Zenginlik ne Allah’ın bir lütfu olan doğuştan gelen bir kader ne de öyle zekâ parıltılarından çıkan yeteneklerle sağlanan, alın teriyle gelen doğal bir zenginleşme halidir. Servet zengini olmak suçtur. Bugün memleketin üzerine adeta bir karabasan gibi çöreklenmiş olan beşli çete mesela… Fıtratlarına, çalışkanlıklarına, döktükleri alın terine mi borçlular onca zenginliği, yoksa işledikleri suçlara mı? Hangi doğa yağmalarından, hangi işçi katliamlarından, hangi hak gasplarından geçerek en tepedeki zenginlik koltuklarına oturduklarını hepimiz biliyoruz. Ve o zenginler şimdi milyonların yaşamına hükümet ediyor.

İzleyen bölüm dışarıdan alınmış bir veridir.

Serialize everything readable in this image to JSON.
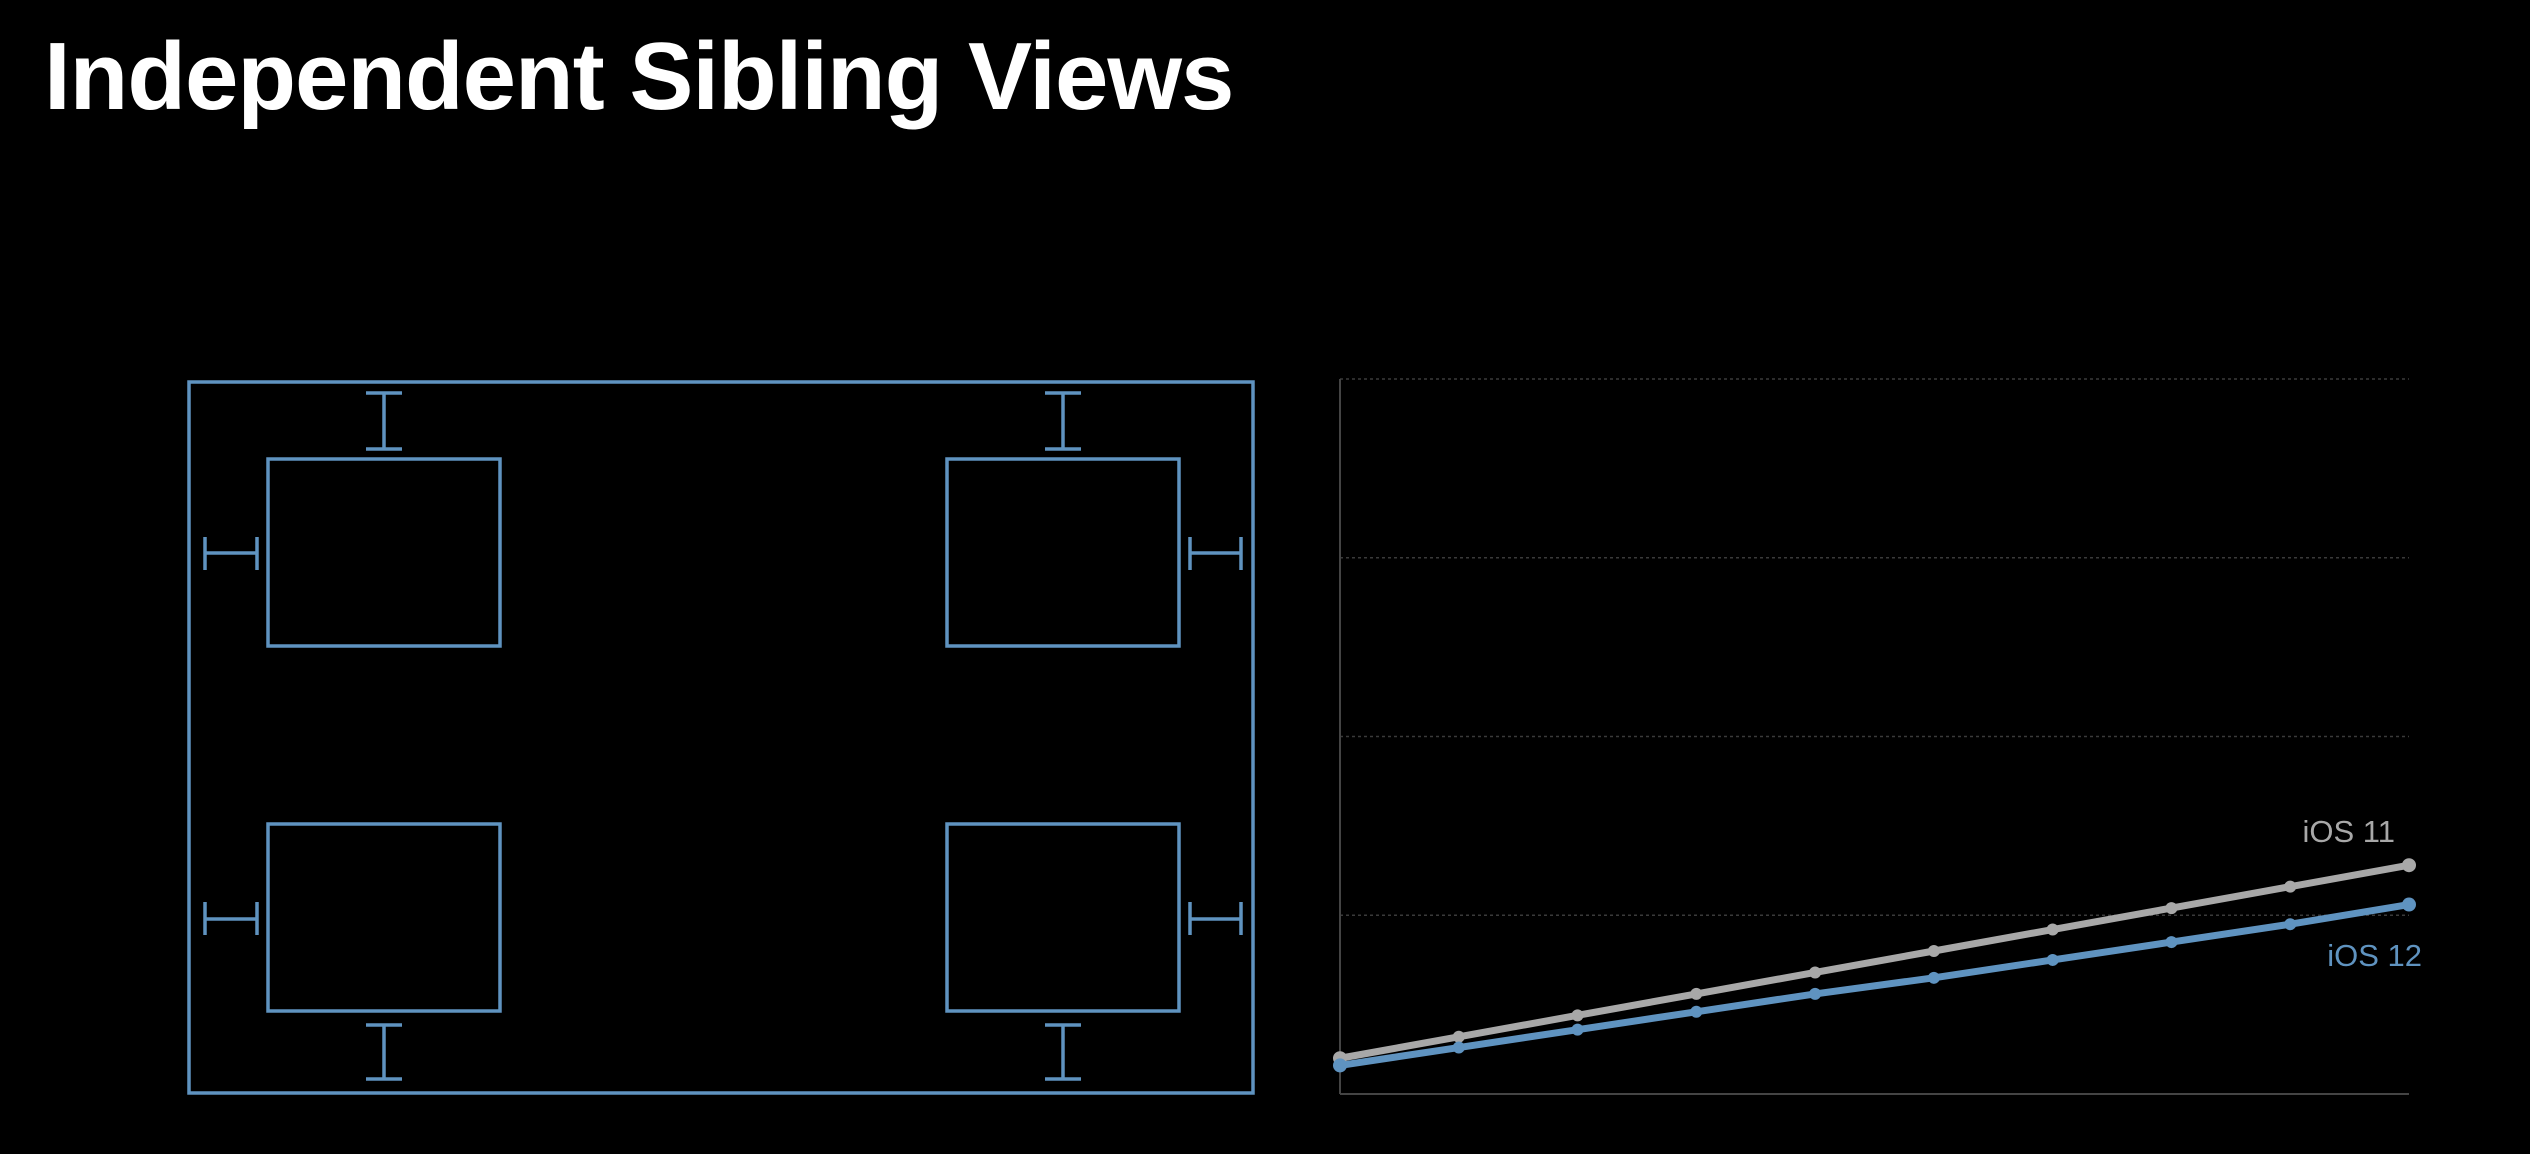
{
  "title": "Independent Sibling Views",
  "colors": {
    "accent_blue": "#5f93c0",
    "gray": "#a8a8a8",
    "grid": "#3a3a3a",
    "background": "#000000"
  },
  "diagram": {
    "description_items": [
      "container-view",
      "subview-top-left",
      "subview-top-right",
      "subview-bottom-left",
      "subview-bottom-right"
    ]
  },
  "chart_data": {
    "type": "line",
    "title": "",
    "xlabel": "",
    "ylabel": "",
    "x": [
      1,
      2,
      3,
      4,
      5,
      6,
      7,
      8,
      9,
      10
    ],
    "xlim": [
      1,
      10
    ],
    "ylim": [
      0,
      4
    ],
    "grid": true,
    "gridlines_y": [
      1,
      2,
      3,
      4
    ],
    "legend": "inline-right",
    "series": [
      {
        "name": "iOS 11",
        "color": "#a8a8a8",
        "values": [
          0.2,
          0.32,
          0.44,
          0.56,
          0.68,
          0.8,
          0.92,
          1.04,
          1.16,
          1.28
        ]
      },
      {
        "name": "iOS 12",
        "color": "#5f93c0",
        "values": [
          0.16,
          0.26,
          0.36,
          0.46,
          0.56,
          0.65,
          0.75,
          0.85,
          0.95,
          1.06
        ]
      }
    ]
  }
}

Ekmek kuyruklarına, çöplerden toplanan çürüklere, kuru ekmeğe, pazar artıklarına, onların saray sofralarından arta kalan kırıntılara razı gelelim istiyorlar. Üstelik bu razı gelişi de, kendi isteğimizle yapalım istiyorlar, ki dini ve İslam’ı kullanarak, Müslümanlığı kendilerince eğip bükerek, Allah’ı, peygamberi, kitabı kendi çıkarlarınca allayıp pullayarak, aman devletimize zeval gelmesin, beterin beteri var deyip şükrederek yoksulluğa, açlığa ve ölüme rıza göstermemizi istiyorlar. İşte bu rızayla suçlarını ört bas edip saraylarda lüks ve şaşaa içinde yaşamaya devam etmek istiyorlar… Onların sofraları yoksulun adını bile bilmediği ejder meyveli smoothieler, starex eşliğinde aloeveralarla donatılırken, halk “askıda ekmeğe” tamah etsin istiyorlar.

Ama artık yeter. Bu böyle gitmez. Askıda yaşamak istemiyoruz. İşsizlik, yoksulluk, açlık, ölüm kaderimiz değil. Bu cehennem içinde yaşamaya mecbur değiliz. Biz milyonlarız, biz halkız, onlar ise bir avuç vurguncu azınlık.

Hepimizin özlediği, arzu ettiği, hak ettiği onurlu ve insanca bir yaşam hayal değil mümkün. Zaten yaşamlarımız ekmek kavgasına, hayat memat meselesine dönüşmüşken kaybedecek neyimiz var? Oysa kazanacak bir gelecek, onurlu, güvenceli ve insanca bir yaşam varken… Ve üstelik değiştirecek gücümüz varken. Tek ihtiyacımız olan şey “biz” olmak. Hem de hemen şimdi, bugünden başlayarak.